Reducing velocity AT A GIVEN ORBITAL RADIUS, (the whole basis of my contention) = less energy = go closer to the sun, (yeah, it will speed up tangentially because gravity is stronger but it’s overall orbital energy will be LOWER; it has to be.

136. Mike M says:

RichardLH says: ,….

What do astronauts do to come back to earth? Speed up?

137. Bart says:
February 15, 2014 at 2:12 pm
Are you laboring under the presumption that I am claiming something along the lines of stevefitzpatrick,
I’m not sure what misconception you are laboring under, but to clarify things “consider a non-rotating body falling straight into the Sun from infinity [no orbital ‘sideways’ movement]. Calculate for us what the tidal height would be for that body according to what you are laboring under.

138. RichardLH says:

lsvalgaard says:
February 15, 2014 at 12:30 pm

“The closer the Earth would be to the Sun, the faster it would go, but the orbital speed has nothing to do with the tides.”

The closer the Moon to the Earth, the faster its orbit, and therefore the faster the change in its tides I am sure you would agree.

So nothing is a bit short of the true explanations. Sure the 24 hour – 0/1/2 tides rate does not change as that is Earth rotational but the rest does.

139. stevefitzpatrick says:

Bart,
OK you have convinced me; you will never understand this relatively simple problem. A deus.

140. RichardLH says:

Mike M says:
February 15, 2014 at 2:20 pm

“What do astronauts do to come back to earth? Speed up?”

Ar but now you ask a different question. How do I change my orbit so as to not stay in orbit but instead move into a elliptical path that crosses the Erath’s surface.

141. RichardLH says:

Mike M says:
February 15, 2014 at 2:19 pm

“Reducing velocity AT A GIVEN ORBITAL RADIUS, (the whole basis of my contention) = less energy = go closer to the sun, (yeah, it will speed up tangentially because gravity is stronger but it’s overall orbital energy will be LOWER; it has to be.”

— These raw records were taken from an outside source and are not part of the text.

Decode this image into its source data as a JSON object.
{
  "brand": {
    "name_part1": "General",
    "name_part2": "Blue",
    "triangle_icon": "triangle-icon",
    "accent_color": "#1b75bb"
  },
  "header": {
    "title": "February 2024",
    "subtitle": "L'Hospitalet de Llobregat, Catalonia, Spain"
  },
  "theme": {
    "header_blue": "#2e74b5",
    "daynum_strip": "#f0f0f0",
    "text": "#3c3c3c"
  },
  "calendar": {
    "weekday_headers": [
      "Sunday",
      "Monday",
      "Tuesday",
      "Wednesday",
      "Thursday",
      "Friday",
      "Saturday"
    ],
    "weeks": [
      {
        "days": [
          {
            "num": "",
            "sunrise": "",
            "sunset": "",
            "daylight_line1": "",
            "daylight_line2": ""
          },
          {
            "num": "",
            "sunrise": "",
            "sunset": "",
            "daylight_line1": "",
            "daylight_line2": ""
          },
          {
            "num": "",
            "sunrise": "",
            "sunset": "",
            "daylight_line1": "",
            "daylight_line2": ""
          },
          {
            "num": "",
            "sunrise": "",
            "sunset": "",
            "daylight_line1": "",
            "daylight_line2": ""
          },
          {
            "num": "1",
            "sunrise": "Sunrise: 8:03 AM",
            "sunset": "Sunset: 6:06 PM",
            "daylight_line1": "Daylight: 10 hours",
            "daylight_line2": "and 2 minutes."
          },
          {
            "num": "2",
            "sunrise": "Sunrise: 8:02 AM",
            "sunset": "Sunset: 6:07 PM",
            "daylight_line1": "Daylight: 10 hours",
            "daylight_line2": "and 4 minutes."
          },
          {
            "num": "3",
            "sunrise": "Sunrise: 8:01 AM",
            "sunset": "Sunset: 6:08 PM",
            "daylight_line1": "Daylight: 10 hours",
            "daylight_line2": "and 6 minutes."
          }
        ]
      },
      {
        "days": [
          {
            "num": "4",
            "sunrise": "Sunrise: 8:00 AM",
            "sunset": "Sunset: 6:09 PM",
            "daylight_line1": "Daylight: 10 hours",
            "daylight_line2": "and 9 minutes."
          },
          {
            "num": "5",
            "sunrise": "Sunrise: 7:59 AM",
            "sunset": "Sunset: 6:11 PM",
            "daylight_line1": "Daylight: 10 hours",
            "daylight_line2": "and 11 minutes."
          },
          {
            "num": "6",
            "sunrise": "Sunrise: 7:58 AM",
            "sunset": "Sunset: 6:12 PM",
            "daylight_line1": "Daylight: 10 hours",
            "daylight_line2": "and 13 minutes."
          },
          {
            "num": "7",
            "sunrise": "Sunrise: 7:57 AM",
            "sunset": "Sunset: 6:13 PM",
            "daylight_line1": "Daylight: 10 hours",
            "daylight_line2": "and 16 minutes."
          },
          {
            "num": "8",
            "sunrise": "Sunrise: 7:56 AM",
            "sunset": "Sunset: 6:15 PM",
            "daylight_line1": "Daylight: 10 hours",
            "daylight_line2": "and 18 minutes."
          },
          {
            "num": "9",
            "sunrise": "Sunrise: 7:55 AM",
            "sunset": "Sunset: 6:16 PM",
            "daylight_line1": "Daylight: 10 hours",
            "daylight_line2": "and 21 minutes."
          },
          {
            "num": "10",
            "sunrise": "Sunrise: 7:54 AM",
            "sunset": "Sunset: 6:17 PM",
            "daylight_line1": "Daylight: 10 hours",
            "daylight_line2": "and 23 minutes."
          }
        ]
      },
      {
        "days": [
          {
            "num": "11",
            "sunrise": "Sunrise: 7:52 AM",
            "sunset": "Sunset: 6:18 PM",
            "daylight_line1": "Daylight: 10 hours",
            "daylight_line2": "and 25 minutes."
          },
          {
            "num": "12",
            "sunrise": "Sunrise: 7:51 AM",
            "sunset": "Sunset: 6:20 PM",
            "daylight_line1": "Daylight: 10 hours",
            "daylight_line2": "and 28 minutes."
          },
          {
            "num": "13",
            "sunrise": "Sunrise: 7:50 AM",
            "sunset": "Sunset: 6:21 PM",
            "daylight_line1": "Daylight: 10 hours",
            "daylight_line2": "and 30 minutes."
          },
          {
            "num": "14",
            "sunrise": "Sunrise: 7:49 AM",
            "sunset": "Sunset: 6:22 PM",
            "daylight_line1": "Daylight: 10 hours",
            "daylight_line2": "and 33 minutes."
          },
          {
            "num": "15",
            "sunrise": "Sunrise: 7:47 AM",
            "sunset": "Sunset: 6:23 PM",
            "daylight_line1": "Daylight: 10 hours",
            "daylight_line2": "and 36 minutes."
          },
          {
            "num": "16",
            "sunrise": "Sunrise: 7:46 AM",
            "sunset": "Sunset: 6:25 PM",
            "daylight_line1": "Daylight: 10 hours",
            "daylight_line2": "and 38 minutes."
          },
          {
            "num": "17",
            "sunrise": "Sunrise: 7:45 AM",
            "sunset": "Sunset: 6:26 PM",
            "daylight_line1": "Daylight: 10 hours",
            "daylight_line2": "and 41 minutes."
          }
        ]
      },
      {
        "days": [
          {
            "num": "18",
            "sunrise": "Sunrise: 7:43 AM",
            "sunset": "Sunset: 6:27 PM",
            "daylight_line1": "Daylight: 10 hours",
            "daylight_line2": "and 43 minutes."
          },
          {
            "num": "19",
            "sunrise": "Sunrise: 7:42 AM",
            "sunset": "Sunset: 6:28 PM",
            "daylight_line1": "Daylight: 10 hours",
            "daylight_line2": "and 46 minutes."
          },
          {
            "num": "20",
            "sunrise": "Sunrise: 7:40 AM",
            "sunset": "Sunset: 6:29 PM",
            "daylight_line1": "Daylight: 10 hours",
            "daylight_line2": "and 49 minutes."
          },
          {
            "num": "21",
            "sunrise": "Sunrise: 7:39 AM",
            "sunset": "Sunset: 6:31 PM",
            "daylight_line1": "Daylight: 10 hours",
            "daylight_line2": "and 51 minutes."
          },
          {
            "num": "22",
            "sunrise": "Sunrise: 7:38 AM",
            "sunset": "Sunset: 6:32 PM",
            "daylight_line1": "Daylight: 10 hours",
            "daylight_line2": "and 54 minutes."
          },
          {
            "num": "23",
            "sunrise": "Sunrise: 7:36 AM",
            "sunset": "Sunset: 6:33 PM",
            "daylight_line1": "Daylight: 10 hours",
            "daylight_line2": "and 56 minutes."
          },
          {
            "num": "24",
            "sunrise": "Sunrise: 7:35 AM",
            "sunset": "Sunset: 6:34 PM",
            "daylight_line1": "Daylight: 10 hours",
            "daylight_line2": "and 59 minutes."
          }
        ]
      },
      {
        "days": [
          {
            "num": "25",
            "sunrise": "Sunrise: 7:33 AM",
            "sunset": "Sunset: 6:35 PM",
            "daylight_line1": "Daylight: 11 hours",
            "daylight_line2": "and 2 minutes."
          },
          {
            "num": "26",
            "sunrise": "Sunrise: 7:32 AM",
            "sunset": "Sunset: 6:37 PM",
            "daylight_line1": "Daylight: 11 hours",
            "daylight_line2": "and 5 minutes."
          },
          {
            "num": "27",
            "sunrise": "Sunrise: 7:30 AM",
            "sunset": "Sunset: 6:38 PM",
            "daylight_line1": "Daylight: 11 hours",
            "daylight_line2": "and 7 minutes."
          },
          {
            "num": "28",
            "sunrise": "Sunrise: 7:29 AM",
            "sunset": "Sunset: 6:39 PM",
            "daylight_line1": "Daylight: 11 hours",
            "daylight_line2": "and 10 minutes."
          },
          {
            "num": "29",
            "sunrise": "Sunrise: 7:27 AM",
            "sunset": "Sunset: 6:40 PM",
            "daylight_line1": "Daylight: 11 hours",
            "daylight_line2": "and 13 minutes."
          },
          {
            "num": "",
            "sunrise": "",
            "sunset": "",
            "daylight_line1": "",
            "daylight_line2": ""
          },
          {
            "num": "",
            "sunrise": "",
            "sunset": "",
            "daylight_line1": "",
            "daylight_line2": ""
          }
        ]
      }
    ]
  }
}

Shall I just quote from the link I provided.

“Speeding up and slowing down in orbit works just opposite to what you might expect. The larger a spacecraft’s orbit, the slower the spacecraft travels. So if you wanted to pass a spacecraft just ahead of you, you would have to fire a thruster in a forward direction. This would decrease your orbital energy and drop you into a lower orbit, where you will travel faster! The “passing lane” in orbit is always lower.”

142. Mike M says:

RichardLH says: February 15, 2014 at 2:26 pm “Ar but now you ask a different question. How do I change my orbit so as to not stay in orbit but instead move into a elliptical path that crosses the Erath’s surface.”

Nice dodge, I want come back DOWN! I fire RETRO rocket engines to SLOW my velocity and LOWER my orbit. Less energy = LOWER orbit. You want to deny that – go ahead.

143. RichardLH says:

Mike M says:
February 15, 2014 at 2:19 pm

Think of it like this. You have acquired some potential energy to get to a given orbit. If you fire a forward thruster you lose some of that energy. To stay in orbit you must therefore be closer to the surface. i.e. less potential energy from that previously given you by the rocket that got you there.

144. Mike M says:

RichardLH says: February 15, 2014 at 2:29 pm
Shall I just quote from the link I provided.

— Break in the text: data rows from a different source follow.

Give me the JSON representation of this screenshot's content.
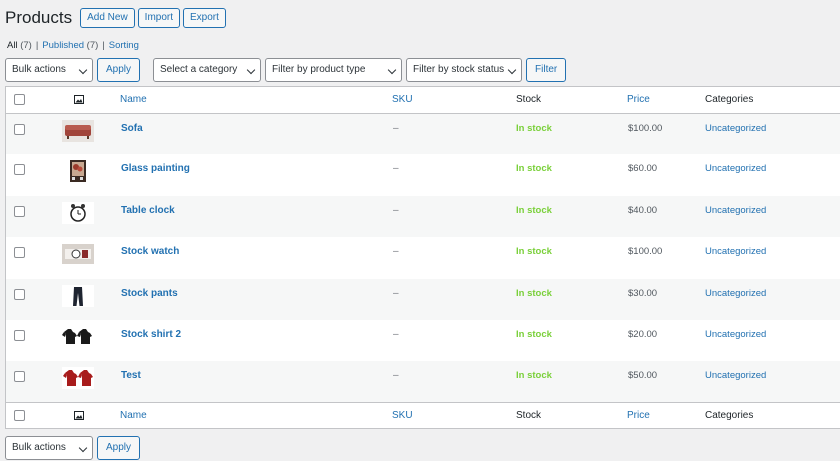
{
  "header": {
    "title": "Products",
    "add_new": "Add New",
    "import": "Import",
    "export": "Export"
  },
  "views": {
    "all": "All",
    "all_count": "(7)",
    "published": "Published",
    "published_count": "(7)",
    "sorting": "Sorting",
    "sep": "|"
  },
  "filters": {
    "bulk_actions": "Bulk actions",
    "apply": "Apply",
    "category": "Select a category",
    "product_type": "Filter by product type",
    "stock_status": "Filter by stock status",
    "filter": "Filter"
  },
  "columns": {
    "name": "Name",
    "sku": "SKU",
    "stock": "Stock",
    "price": "Price",
    "categories": "Categories"
  },
  "products": [
    {
      "name": "Sofa",
      "sku": "–",
      "stock": "In stock",
      "price": "$100.00",
      "category": "Uncategorized",
      "thumb": "sofa"
    },
    {
      "name": "Glass painting",
      "sku": "–",
      "stock": "In stock",
      "price": "$60.00",
      "category": "Uncategorized",
      "thumb": "painting"
    },
    {
      "name": "Table clock",
      "sku": "–",
      "stock": "In stock",
      "price": "$40.00",
      "category": "Uncategorized",
      "thumb": "clock"
    },
    {
      "name": "Stock watch",
      "sku": "–",
      "stock": "In stock",
      "price": "$100.00",
      "category": "Uncategorized",
      "thumb": "watch"
    },
    {
      "name": "Stock pants",
      "sku": "–",
      "stock": "In stock",
      "price": "$30.00",
      "category": "Uncategorized",
      "thumb": "pants"
    },
    {
      "name": "Stock shirt 2",
      "sku": "–",
      "stock": "In stock",
      "price": "$20.00",
      "category": "Uncategorized",
      "thumb": "shirts-black"
    },
    {
      "name": "Test",
      "sku": "–",
      "stock": "In stock",
      "price": "$50.00",
      "category": "Uncategorized",
      "thumb": "shirts-red"
    }
  ],
  "colors": {
    "accent": "#2271b1",
    "in_stock": "#7ad03a",
    "background": "#f0f0f1"
  }
}
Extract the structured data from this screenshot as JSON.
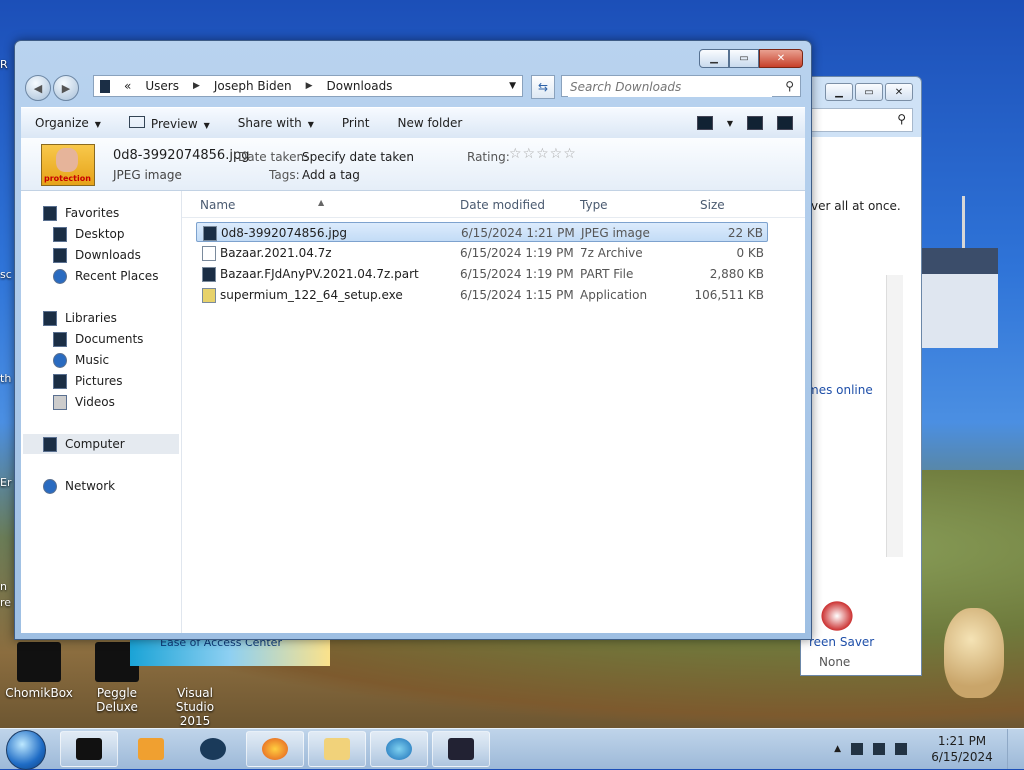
{
  "desktop": {
    "icons": [
      {
        "label": "ChomikBox"
      },
      {
        "label": "Peggle Deluxe"
      },
      {
        "label": "Visual Studio 2015"
      }
    ],
    "edge_texts": [
      "R",
      "sc",
      "th",
      "Er",
      "n",
      "re"
    ]
  },
  "back_window": {
    "text": "ver all at once.",
    "link": "mes online",
    "screen_saver_label": "reen Saver",
    "screen_saver_value": "None",
    "banner": "Ease of Access Center"
  },
  "explorer": {
    "breadcrumb": [
      "Users",
      "Joseph Biden",
      "Downloads"
    ],
    "search_placeholder": "Search Downloads",
    "toolbar": {
      "organize": "Organize",
      "preview": "Preview",
      "share_with": "Share with",
      "print": "Print",
      "new_folder": "New folder"
    },
    "details": {
      "thumb_text": "protection",
      "filename": "0d8-3992074856.jpg",
      "filetype": "JPEG image",
      "date_taken_label": "Date taken:",
      "date_taken_value": "Specify date taken",
      "tags_label": "Tags:",
      "tags_value": "Add a tag",
      "rating_label": "Rating:",
      "rating_stars": "☆☆☆☆☆"
    },
    "nav": {
      "favorites": "Favorites",
      "desktop": "Desktop",
      "downloads": "Downloads",
      "recent_places": "Recent Places",
      "libraries": "Libraries",
      "documents": "Documents",
      "music": "Music",
      "pictures": "Pictures",
      "videos": "Videos",
      "computer": "Computer",
      "network": "Network"
    },
    "columns": {
      "name": "Name",
      "date": "Date modified",
      "type": "Type",
      "size": "Size"
    },
    "files": [
      {
        "name": "0d8-3992074856.jpg",
        "date": "6/15/2024 1:21 PM",
        "type": "JPEG image",
        "size": "22 KB"
      },
      {
        "name": "Bazaar.2021.04.7z",
        "date": "6/15/2024 1:19 PM",
        "type": "7z Archive",
        "size": "0 KB"
      },
      {
        "name": "Bazaar.FJdAnyPV.2021.04.7z.part",
        "date": "6/15/2024 1:19 PM",
        "type": "PART File",
        "size": "2,880 KB"
      },
      {
        "name": "supermium_122_64_setup.exe",
        "date": "6/15/2024 1:15 PM",
        "type": "Application",
        "size": "106,511 KB"
      }
    ]
  },
  "taskbar": {
    "time": "1:21 PM",
    "date": "6/15/2024"
  },
  "colors": {
    "selection": "#cfe3fa",
    "link": "#1e4fa9",
    "close_button": "#c7402a"
  }
}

“Speeding up and slowing down in orbit works just opposite to what you might expect. The larger a spacecraft’s orbit, the slower the spacecraft travels. So if you wanted to pass a spacecraft just ahead of you, you would have to fire a thruster in a forward direction. ”
—–
“In a FORWARD direction” = RETRO ROCKET = OPPOSITE the direction of travel = OPPOSITE direction of thrust that got you into orbit!

145. Mike M says:

RichardLH says: …

“My ORIGINAL question: If earth’s orbital velocity around the sun slows down it will:
A) Go closer to the Sun
B) Go further away from the Sun

Hmmmm? A or B ?

146. Mike M says:
February 15, 2014 at 2:40 pm
“My ORIGINAL question: If earth’s orbital velocity around the sun slows down it will:
A) Go closer to the Sun
B) Go further away from the Sun

Perhaps it will be clearer if you think about the Moon instead. The Moon is moving away from us to a larger orbit where it moves slower because it is gaining angular momentum [stealing it from the Earth’s rotation which is slowing down]. So if you slow down the Moon, the answer is A. But your question is ill-posed in the first place as you did specify what mechanism you had in mind.

147. RichardLH says:

Mike M says:
February 15, 2014 at 2:31 pm

“Nice dodge, I want come back DOWN! I fire RETRO rocket engines to SLOW my velocity and LOWER my orbit. Less energy = LOWER orbit. You want to deny that – go ahead.”

Indeed you do as I explained above. Less energy = LOWER orbit = higher speed. Strange isn’t it?

148. Bart says:

stevefitzpatrick says:
February 15, 2014 at 2:26 pm

“OK you have convinced me; you will never understand this relatively simple problem.”

It is too simple. Don’t you realize that? Do you really think I would not understand your very simple setup?

But, it bears no relationship to reality. This is a more subtle problem than you yet apprehend. A lot of newbies make the same mistake as you do here.

149. Mike M says:
February 15, 2014 at 1:52 pm

My ORIGINAL question: If earth’s orbital velocity around the sun slows down it will:
A) Go closer to the Sun
B) Go further away from the Sun
Answer the question, A or B?

This is trickier to answer than you may think

Imagine that you could have a big rocket engine mounted in the sky with the exhaust upwards from the Earth. Imagine that you started this engine when the exhaust pointed in the orbital “forward” direction. You should then expect the Earth was slowing down, right?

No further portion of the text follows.